In research published in Plant Journal, a team led by Professor Richard Morris from the John Innes Centre, Norwich, Professor Silke Robatzek of The Sainsbury Laboratory, Norwich, and collaborators from the University of Madrid, developed the first ever full 3D model of a guard cell.
Guard cells control the opening of stomata – tiny pores which plants use for gas exchange, water regulation and pathogen defence.
Previous explanations of how stomata function have focussed primarily on the charateristic thickening of the inner walls of guard cells, allowing the cells to balloon outwards as internal pressure increases.
Using a 3D simulation, the new research reveals the importance of three distinct characteristics of guard cells that allow them to function effectively.
Firstly, the level of water (turgor) pressure inside the cell, secondly the elasticity of the cell wall, thirdly it’s kidney-shaped geometry that converts pressure into shape changes.
Professor Richard Morris said, “This work could help us to understand how to make plants more climate resilient.”
“Guard cells are also hot-spots for pathogen attack so understanding what controls the opening and closing of the stomata is important for improving plant health.”
Additional work, published in Current Biology, involving the John Innes Centre, the University of Sheffield and the Sainsbury Laboratory in Cambridge revealed a further secret of guard cell dynamics.
Using atomic force microscopy and computer modelling the team noticed an unexpected stiffening in the guard cell end regions, or poles.

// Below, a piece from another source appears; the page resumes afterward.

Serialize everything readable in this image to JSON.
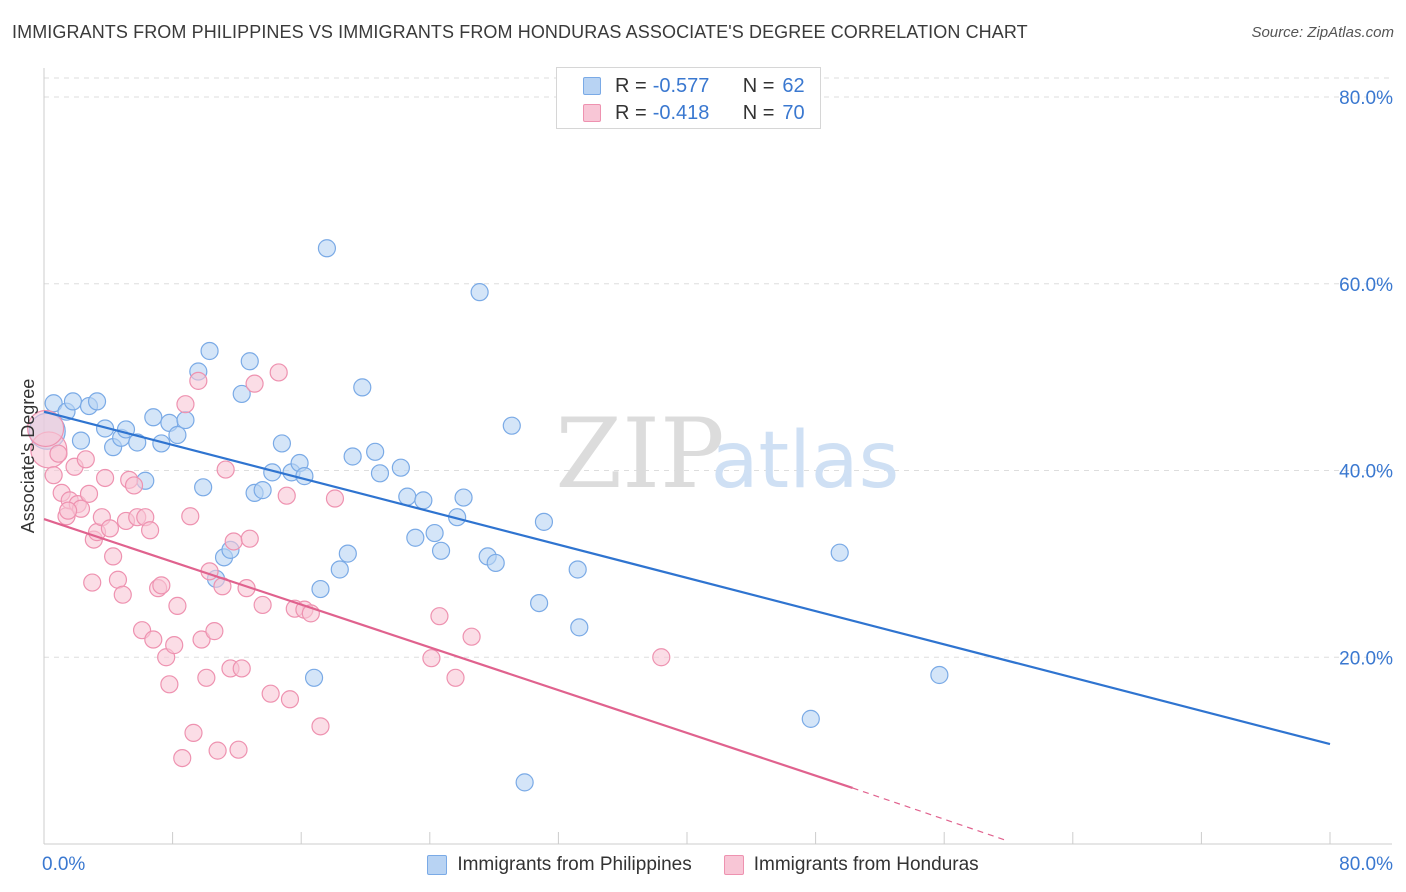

“This polar stiffening reflects a mechanical pinning down of the guard cell ends which prevents stomata increasing in length as they open. This leads to an increased speed of pore opening and larger pores. You get ‘better’ stomata.” explains Prof Jamie Hobbs from Sheffield University.
The same effect was observed in the model plant Arabidopsis and tomato and maize suggesting it is widespread across plant species.
Professor Morris said the team are planning to extend their research to the study of grass stomata which have a different shape and likely a different underlying mechanism.
Despite the importance of guard cells and their function, the underlying mechanics have so far been poorly understood.
Guard cells change shape in response to turgor pressure - the pressure of water inside the cells. When turgor pressure is high the cells swell, bending away from each other, opening the stomata.
As water leaves the cells, the turgor pressure reduces and the cells become flatter, less kidney shaped, which closes the pore.